Toutes les sommes reçues seront un jour ou l’autre remboursées : les participantes s’engagent ainsi dans un cycle ininterrompu d’échanges. Citons l’exemple de Sagar, lors du mariage de sa fille. Le jour où elle reçoit la warugar (dot), d’un montant de 25 000 F CFA, elle morcelle la somme et la distribue à une dizaine de parentes et amies. Les montants donnés à chacune sont étroitement liés à leur « sérieux » (2000 F CFA à celle-ci, 3000 F CFA à celle-là, etc.), puisque le jour de la cérémonie, il leur faudra rendre cinq fois la somme reçue. Chacunes de leur côté, elles vont procéder de même, en « semant » leur propre part auprès de leur entourage, les sommes étant cette fois comprises entre 200 et 1000 F CFA. Le jour de la cérémonie, Sagar récupère 75 000 F CFA ; 50 000 F CFA sont consacrés au financement de la cérémonie, elle réserve le reste pour son activité commerciale. Elle s’acquittera de sa dette très progressivement, lors des propres cérémonies de ses parentes et amies, le remboursement pouvant ainsi s’échelonner sur plusieurs années.

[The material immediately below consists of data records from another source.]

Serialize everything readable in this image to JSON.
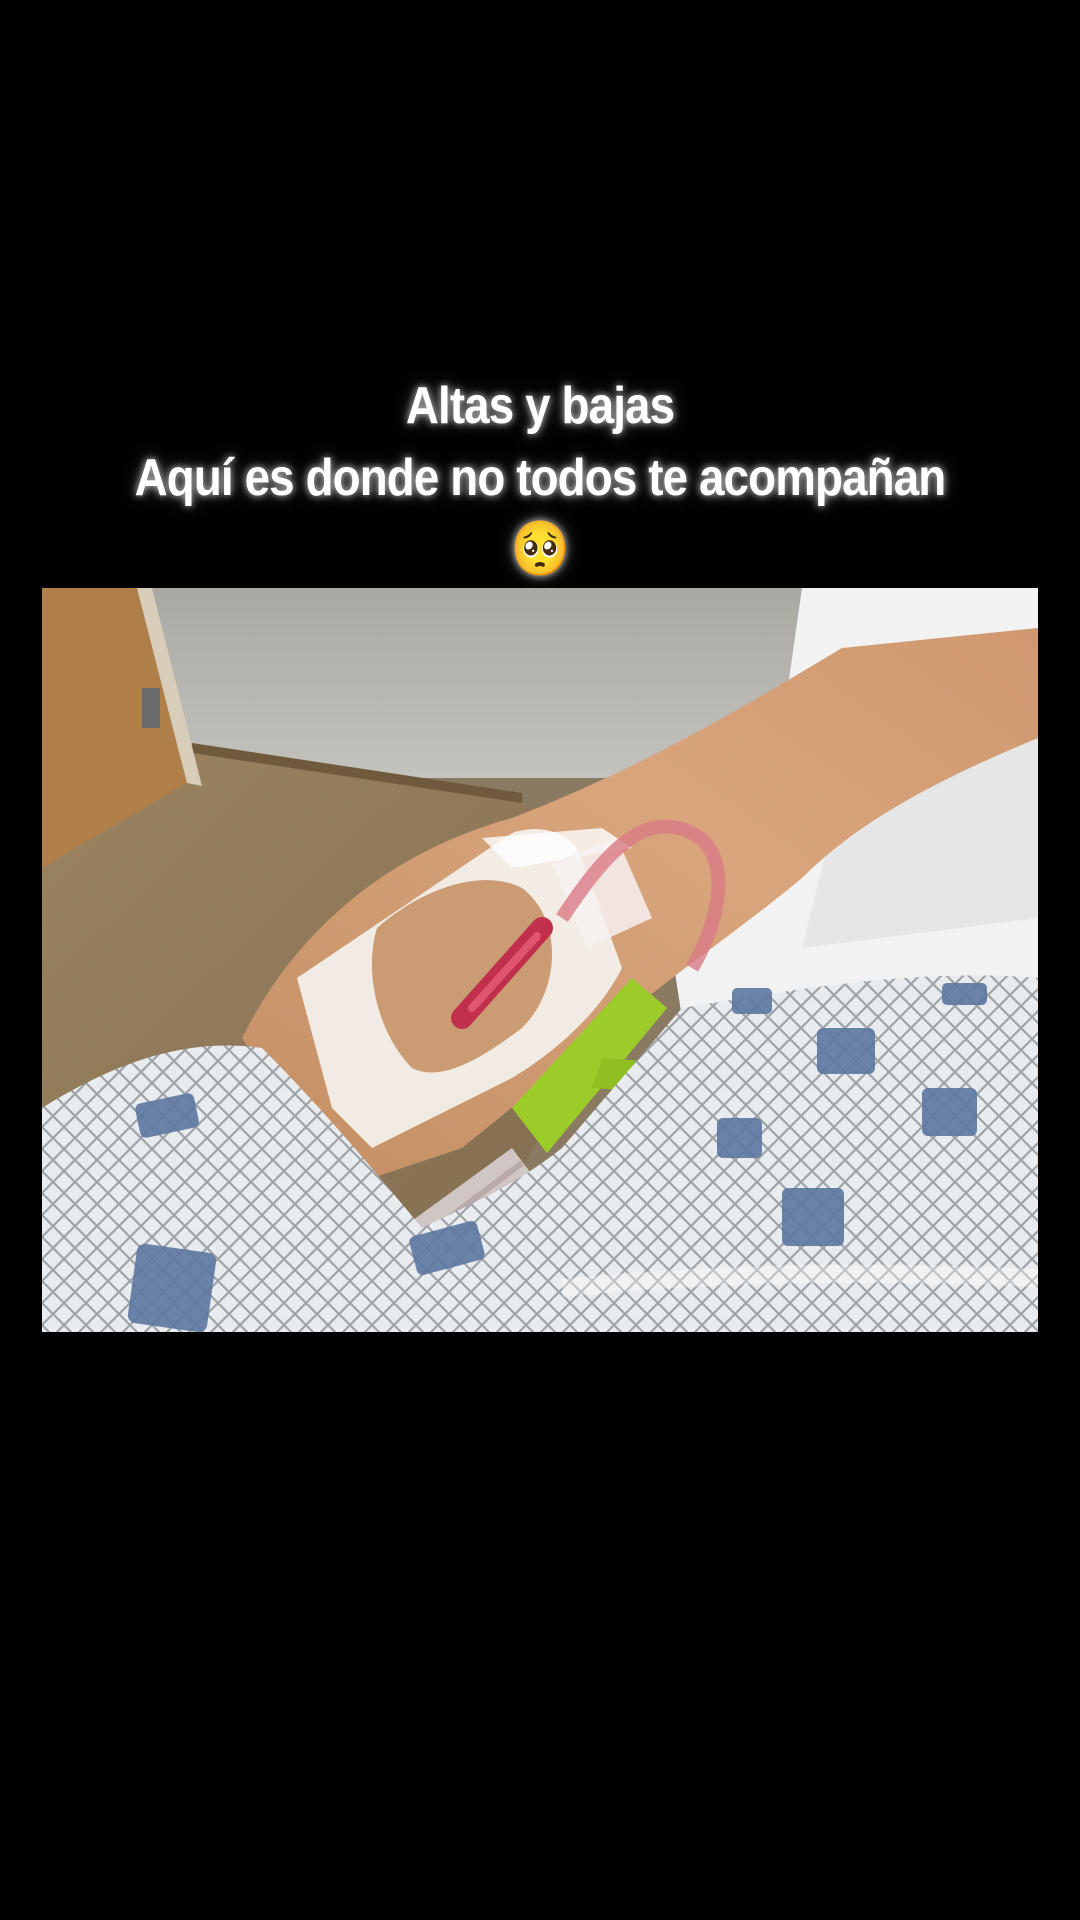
{
  "caption": {
    "line1": "Altas y bajas",
    "line2": "Aquí es donde no todos te acompañan",
    "emoji": "🥺"
  },
  "colors": {
    "background": "#000000",
    "caption_text": "#ffffff"
  },
  "photo": {
    "subject": "hospital-arm-iv-catheter-photo"
  }
}
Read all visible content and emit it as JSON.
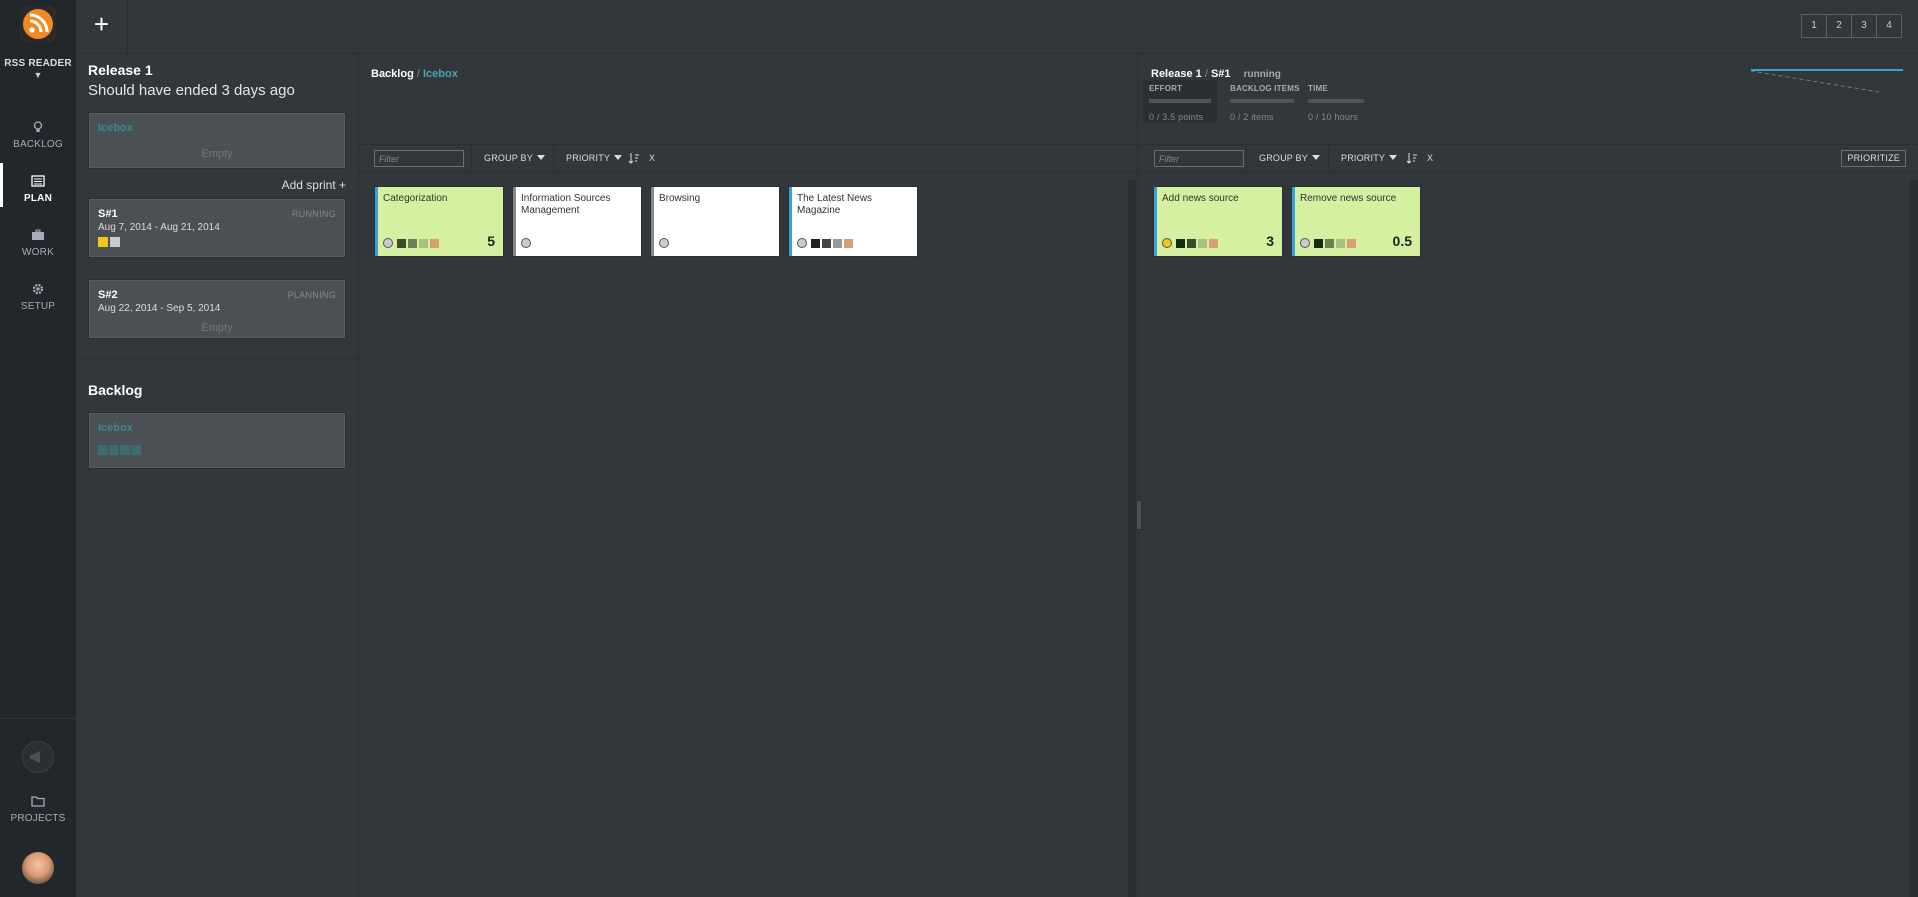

Participer à une cérémonie s’apparente donc à une forme d'épargne. Les femmes parlent du leble bor, qui consiste à « prêter des dettes et à rendre autrui créancier ». Ainsi toute femme « sème des dettes » tout au long de sa vie, à travers les cadeaux offerts à l'occasion des cérémonies d'autrui [Mottin-Sylla, 1993, p. 8]. Cette pratique justifie en partie le fait qu'une mère veuille à tout prix marier son fils ou sa fille, puisque cette cérémonie est l’occasion de récupérer tous les investissements consentis jusqu'alors. Un carnet permet aux femmes de garder en mémoire ces entrelacs de dettes et de créances. Chacune consigne scrupuleusement les participations des unes et des autres ainsi que les siennes propres [Baumann, 1998a]280

Notes
277.

Elle était gérée par le frère de la mariée ; cette gérance apparaissait comme une précaution, elle empêchait toute utilisation à d’autres fins.

278.

C’est ce qu’avait constaté également J. Van Santen [1994] à propos des femmes maka au Nord Cameroun.

279.

La loi 67-04 de mars 1967 réglemente les cérémonies familiales.

280.

Cette pratique de dons contre dons s’observe également à plus petite échelle, pour des cadeaux de faible montant : au sein des groupes féminins, les femmes se mettent deux par deux soit par affinité, soit par tirage au sort. Elles sont alors ndey dikké (« liées par amitié ») et amenées à se faire régulièrement des cadeaux, avec souvent une limite fixée pour éviter les surenchères.